4.3.2. Analyzing Distance to Neighbor

The quantities in this section have a different interpretation than the neighborhood-based measures. They are interpreted as probabilities of an event occurring within a radius r. The nearest neighbor distance distribution (“event-to-event” distribution) is denoted by G(r) [116]. A counterpart to G(r) is the empty space function, F(r) [122], or often referred to as the spherical contract distribution (SCD), which is estimated by selecting arbitrary locations as opposed to the search region being centered at each cell. Similar to K(r), it is computed as a variety of radius values, r, and can be compared to the estimate under CSR by direct comparision to the theoretical distribution or computing J r . Bivariate versions of F(r) and G(r) have been derived to study the spacing between two cell types and has been used as a surrogate for immune cell infiltration of a tumor, where interactions between T-regulatory cells (Tregs, CD3+FOXP3+) and tumor cells, and cytotoxic (CD3+CD8+) and Tregs were shown to improve survival in patients with NSCLC lung cancer [137].
Finally, since the G(r) is the cumulative distribution function (CDF) of an exponential random variable, a hazard function can be estimated with the interpretation as the chance the nearest neighbor is within a small ring (Figure 4D). The pair correlation function or radial distribution function, g(r) and J(r), respectively, and the spherical contact distribution (SCD) or F(r) were used to study CD68+ macrophages in human head and neck tumors [119]. In this study, they found that the level of clustering of CD68+ cells (macrophages) is related to the level of leukocyte infiltration in the sampled ROI. The function g(r) describes how the density of cells differs as a function of distance r from a reference cell [120] and has been used extensively in the field of physics [138], while J(r) involves the ratio of 1 − G(r) to 1 − F(r) and its expectation is 1 under CSR [124].

4.3.3. Considerations

One challenge in using point process methods is the correction for edge effects. An edge effect arises as cells on the border lose neighboring cells that are located outside the sampled region. Corrections for edge effects have been developed for many methods, including Ripley’s K(r).
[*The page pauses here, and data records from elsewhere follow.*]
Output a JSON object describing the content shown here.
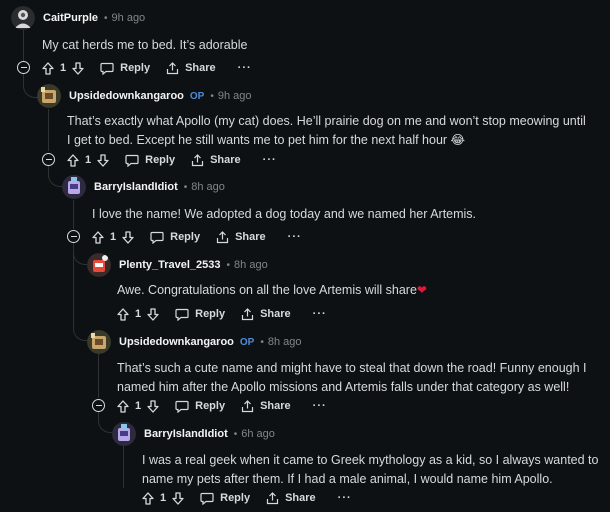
{
  "labels": {
    "reply": "Reply",
    "share": "Share",
    "more": "···",
    "op": "OP",
    "sep": "•"
  },
  "comments": [
    {
      "author": "CaitPurple",
      "time": "9h ago",
      "op": false,
      "text": "My cat herds me to bed. It’s adorable",
      "votes": "1"
    },
    {
      "author": "Upsidedownkangaroo",
      "time": "9h ago",
      "op": true,
      "text": "That’s exactly what Apollo (my cat) does. He’ll prairie dog on me and won’t stop meowing until I get to bed. Except he still wants me to pet him for the next half hour 😂",
      "votes": "1"
    },
    {
      "author": "BarryIslandIdiot",
      "time": "8h ago",
      "op": false,
      "text": "I love the name! We adopted a dog today and we named her Artemis.",
      "votes": "1"
    },
    {
      "author": "Plenty_Travel_2533",
      "time": "8h ago",
      "op": false,
      "text": "Awe. Congratulations on all the love Artemis will share",
      "votes": "1"
    },
    {
      "author": "Upsidedownkangaroo",
      "time": "8h ago",
      "op": true,
      "text": "That’s such a cute name and might have to steal that down the road! Funny enough I named him after the Apollo missions and Artemis falls under that category as well!",
      "votes": "1"
    },
    {
      "author": "BarryIslandIdiot",
      "time": "6h ago",
      "op": false,
      "text": "I was a real geek when it came to Greek mythology as a kid, so I always wanted to name my pets after them. If I had a male animal, I would name him Apollo.",
      "votes": "1"
    }
  ],
  "colors": {
    "background": "#0e1113",
    "thread_line": "#2e3234",
    "op": "#4f8bd8",
    "heart": "#e0183a"
  }
}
Two common adjustments are isotropic and translation corrections [135,139]. These corrections are necessary as the point process continues outside of the study region; hence analysis using only the cells measured in the image will underestimate the number of cells in the proximity for cells near the border. An excellent demonstration and explanation of edge corrections are in Gabriel et al. [140].
Another issue in using point process methods is that they often involve functions computed at a variety of radii values (r) producing a function or curve. One approach would be to select a value of r to use to estimate the spatial measures that would then be used in the association with the phenotype of interest. Alternatively, the spatial measures could be treated as all the values of r as a function or curve and complete functional data analysis (FDA). FDA is the analysis of information in curves [141]. One approach would be to compute the area between the empirically observed function/curve, where the curve would be computed under the assumption of CSR. This area, as opposed to the curve, can be used for the association analysis. This approach was recently used to characterize the immune landscape of malignant pleural mesothelioma tumors into two distinct patterns related to the clustering of tumor-associate immune cells [133].
We have applied Ripley’s K(r) to the context of ovarian cancer, where patients with tumors having high abundance and a low degree of spatial clustering of CD3+CD8+ cells had significantly better survival compared to the patients with high spatial clustering [86]. A permutation approach was used to estimate the distribution of K(r) under CSR in order to correct for the potential bias in measurements due to “holes” in the TMA cores (Figure 4E). Additionally, edge effects were corrected and with the use of permutation or Monte-Carlo methods, clustering was assessed in the tumor and stroma components separately.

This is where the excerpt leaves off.